Since my early teens, when I discovered the work of Juan Gris the Cubist, who made his still lifes with torn and cut segments of French newspapers and bits of frayed wine label, I have been fascinated by collage.

My earliest portraits were made with fragments of paper of one sort or another. Nowadays I still work with slivers from magazines, wrapping paper, newspaper, catalogues, packaging, junkmail – and in fact anything from the deluge of paper that fills our lives. I make commissioned portraits, still lifes, and more abstract pieces, using a variety of materials.

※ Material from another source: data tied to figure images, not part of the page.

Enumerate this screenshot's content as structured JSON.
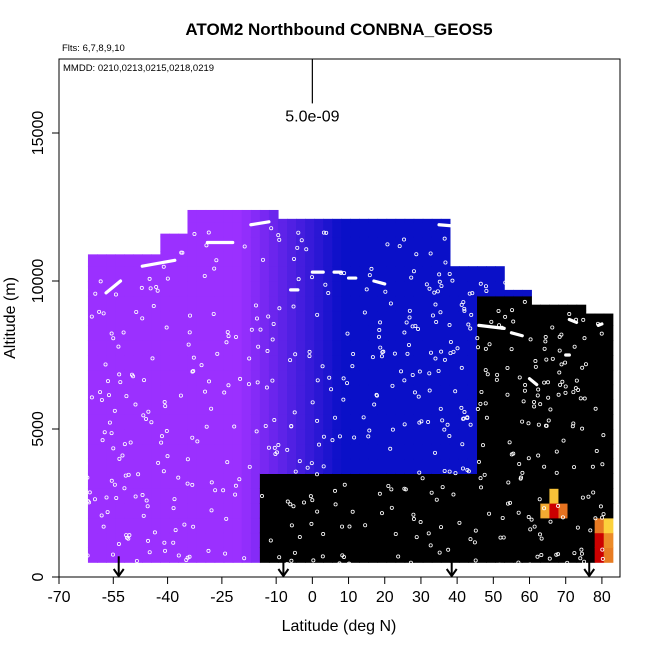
{
  "chart_data": {
    "type": "heatmap",
    "title": "ATOM2 Northbound CONBNA_GEOS5",
    "flights_label": "Flts: 6,7,8,9,10",
    "dates_label": "MMDD: 0210,0213,0215,0218,0219",
    "xlabel": "Latitude (deg N)",
    "ylabel": "Altitude (m)",
    "xlim": [
      -70,
      85
    ],
    "ylim": [
      0,
      17500
    ],
    "x_ticks": [
      {
        "value": -70,
        "label": "-70"
      },
      {
        "value": -55,
        "label": "-55"
      },
      {
        "value": -40,
        "label": "-40"
      },
      {
        "value": -25,
        "label": "-25"
      },
      {
        "value": -10,
        "label": "-10"
      },
      {
        "value": 0,
        "label": "0"
      },
      {
        "value": 10,
        "label": "10"
      },
      {
        "value": 20,
        "label": "20"
      },
      {
        "value": 30,
        "label": "30"
      },
      {
        "value": 40,
        "label": "40"
      },
      {
        "value": 50,
        "label": "50"
      },
      {
        "value": 60,
        "label": "60"
      },
      {
        "value": 70,
        "label": "70"
      },
      {
        "value": 80,
        "label": "80"
      }
    ],
    "y_ticks": [
      {
        "value": 0,
        "label": "0"
      },
      {
        "value": 5000,
        "label": "5000"
      },
      {
        "value": 10000,
        "label": "10000"
      },
      {
        "value": 15000,
        "label": "15000"
      }
    ],
    "scale_bar": {
      "label": "5.0e-09",
      "x": 0,
      "y_top": 17500,
      "y_bottom": 16000
    },
    "arrows_at_latitude": [
      -53.5,
      -8,
      38.5,
      76.5
    ],
    "colors": {
      "southern_purple": "#9b30ff",
      "mid_blue": "#0a10c8",
      "deep_blue": "#0000a8",
      "cyan": "#22c8ff",
      "light_cyan": "#b0f0ff",
      "hot_yellow": "#ffe040",
      "hot_red": "#cc0000",
      "track_color": "#ffffff"
    }
  }
}
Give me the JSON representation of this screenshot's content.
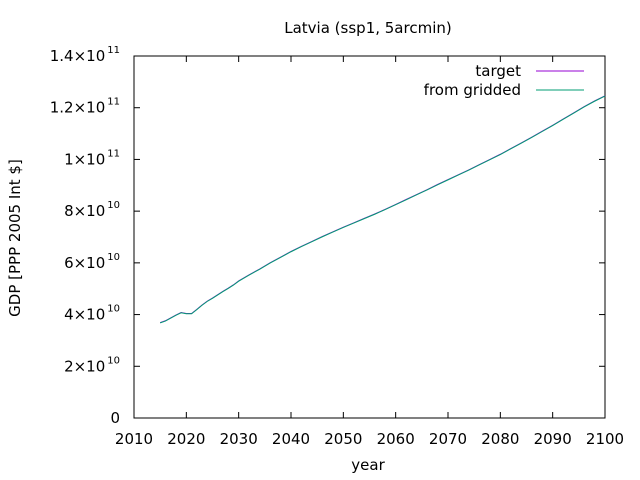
{
  "chart_data": {
    "type": "line",
    "title": "Latvia (ssp1, 5arcmin)",
    "xlabel": "year",
    "ylabel": "GDP [PPP 2005 Int $]",
    "xlim": [
      2010,
      2100
    ],
    "ylim": [
      0,
      140000000000
    ],
    "x_ticks": [
      {
        "value": 2010,
        "label": "2010"
      },
      {
        "value": 2020,
        "label": "2020"
      },
      {
        "value": 2030,
        "label": "2030"
      },
      {
        "value": 2040,
        "label": "2040"
      },
      {
        "value": 2050,
        "label": "2050"
      },
      {
        "value": 2060,
        "label": "2060"
      },
      {
        "value": 2070,
        "label": "2070"
      },
      {
        "value": 2080,
        "label": "2080"
      },
      {
        "value": 2090,
        "label": "2090"
      },
      {
        "value": 2100,
        "label": "2100"
      }
    ],
    "y_ticks": [
      {
        "value": 0,
        "mantissa": "0",
        "exponent": ""
      },
      {
        "value": 20000000000,
        "mantissa": "2×10",
        "exponent": "10"
      },
      {
        "value": 40000000000,
        "mantissa": "4×10",
        "exponent": "10"
      },
      {
        "value": 60000000000,
        "mantissa": "6×10",
        "exponent": "10"
      },
      {
        "value": 80000000000,
        "mantissa": "8×10",
        "exponent": "10"
      },
      {
        "value": 100000000000,
        "mantissa": "1×10",
        "exponent": "11"
      },
      {
        "value": 120000000000,
        "mantissa": "1.2×10",
        "exponent": "11"
      },
      {
        "value": 140000000000,
        "mantissa": "1.4×10",
        "exponent": "11"
      }
    ],
    "grid": false,
    "legend_position": "top-right",
    "x": [
      2015,
      2016,
      2017,
      2018,
      2019,
      2020,
      2021,
      2022,
      2023,
      2024,
      2025,
      2026,
      2027,
      2028,
      2029,
      2030,
      2032,
      2034,
      2036,
      2038,
      2040,
      2042,
      2044,
      2046,
      2048,
      2050,
      2052,
      2054,
      2056,
      2058,
      2060,
      2062,
      2064,
      2066,
      2068,
      2070,
      2072,
      2074,
      2076,
      2078,
      2080,
      2082,
      2084,
      2086,
      2088,
      2090,
      2092,
      2094,
      2096,
      2098,
      2100
    ],
    "series": [
      {
        "name": "target",
        "color": "#9400d3",
        "values": [
          36900000000,
          37600000000,
          38700000000,
          39800000000,
          40800000000,
          40400000000,
          40400000000,
          42000000000,
          43700000000,
          45200000000,
          46400000000,
          47700000000,
          49000000000,
          50200000000,
          51500000000,
          53000000000,
          55400000000,
          57600000000,
          60000000000,
          62200000000,
          64400000000,
          66400000000,
          68300000000,
          70200000000,
          72000000000,
          73800000000,
          75500000000,
          77200000000,
          78900000000,
          80700000000,
          82600000000,
          84500000000,
          86400000000,
          88300000000,
          90300000000,
          92200000000,
          94100000000,
          96000000000,
          98000000000,
          100000000000,
          102000000000,
          104200000000,
          106400000000,
          108600000000,
          110900000000,
          113200000000,
          115600000000,
          118000000000,
          120400000000,
          122600000000,
          124600000000
        ]
      },
      {
        "name": "from gridded",
        "color": "#009e73",
        "values": [
          36800000000,
          37500000000,
          38600000000,
          39700000000,
          40700000000,
          40300000000,
          40300000000,
          41900000000,
          43600000000,
          45100000000,
          46300000000,
          47600000000,
          48900000000,
          50100000000,
          51400000000,
          52900000000,
          55300000000,
          57500000000,
          59900000000,
          62100000000,
          64300000000,
          66300000000,
          68200000000,
          70100000000,
          71900000000,
          73700000000,
          75400000000,
          77100000000,
          78800000000,
          80600000000,
          82500000000,
          84400000000,
          86300000000,
          88200000000,
          90200000000,
          92100000000,
          94000000000,
          95900000000,
          97900000000,
          99900000000,
          101900000000,
          104100000000,
          106300000000,
          108500000000,
          110800000000,
          113100000000,
          115500000000,
          117900000000,
          120300000000,
          122500000000,
          124500000000
        ]
      }
    ]
  }
}
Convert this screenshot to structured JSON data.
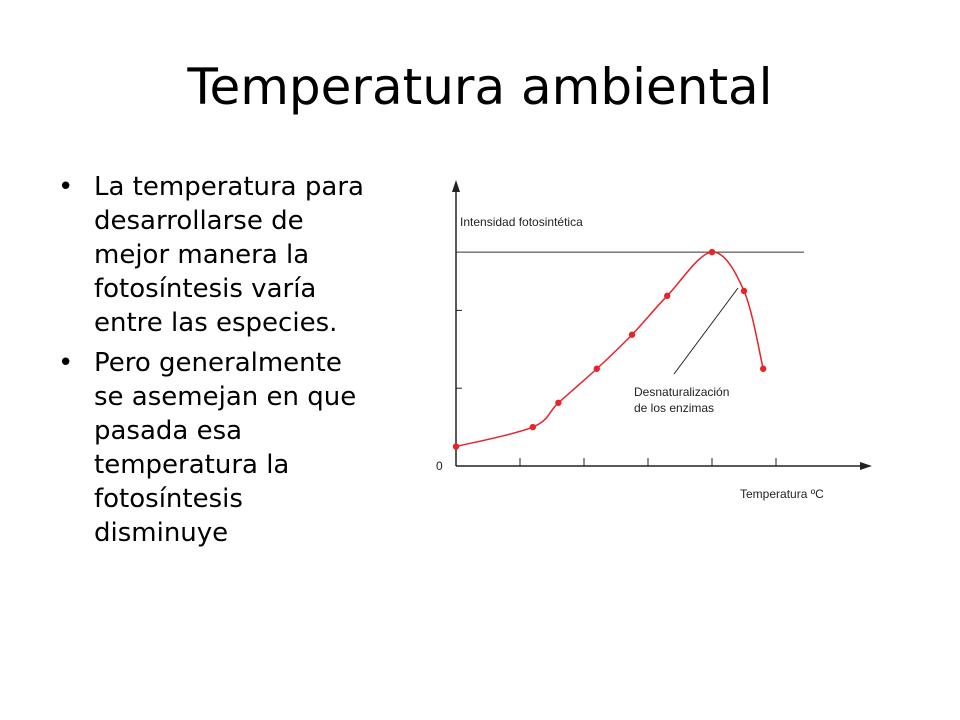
{
  "slide": {
    "title": "Temperatura ambiental",
    "bullets": [
      "La temperatura para desarrollarse de mejor manera la fotosíntesis varía entre las especies.",
      "Pero generalmente se asemejan en que pasada esa temperatura la fotosíntesis disminuye"
    ],
    "bullet_glyph": "•"
  },
  "chart_data": {
    "type": "line",
    "ylabel": "Intensidad fotosintética",
    "xlabel": "Temperatura ºC",
    "origin_label": "0",
    "annotation": "Desnaturalización de los enzimas",
    "annotation_lines": [
      "Desnaturalización",
      "de los enzimas"
    ],
    "line_color": "#e8232a",
    "x": [
      0,
      1.2,
      1.6,
      2.2,
      2.75,
      3.3,
      4.0,
      4.5,
      4.8
    ],
    "y": [
      0.04,
      0.08,
      0.13,
      0.2,
      0.27,
      0.35,
      0.44,
      0.36,
      0.2
    ],
    "xlim": [
      0,
      6.5
    ],
    "ylim": [
      0,
      0.58
    ],
    "x_ticks": [
      1,
      2,
      3,
      4,
      5
    ],
    "y_ticks": [
      0.16,
      0.32
    ],
    "max_line": 0.44
  }
}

The materials I use are very much “found” or “lighted upon” in the spirit of Kurt Schwitters and the Surrealists. If there is any kind of philosophy behind what I do, it is the appeal of the idea that a still life or a landscape or something as formal and prescribed as a portrait, can be rendered with random pieces of printed paper – that a chaos of re-cycled scraps can be ordered to either represent something specific, or used more metaphorically, to evoke scenes, moods or ideas.

Much of my work is inspired by the coastal landscape of North Cornwall. The Polly Joke abstracts are a series of pictures made from re-cycled canvas, sand and debris found on Polly Joke beach near Crantock.

Using photographic reference and drawings, I am currently working on a series of paintings and collages that explore the themes of memory and childhood, and that are inspired by recollections of holidays and time spent by the sea in the South West of England.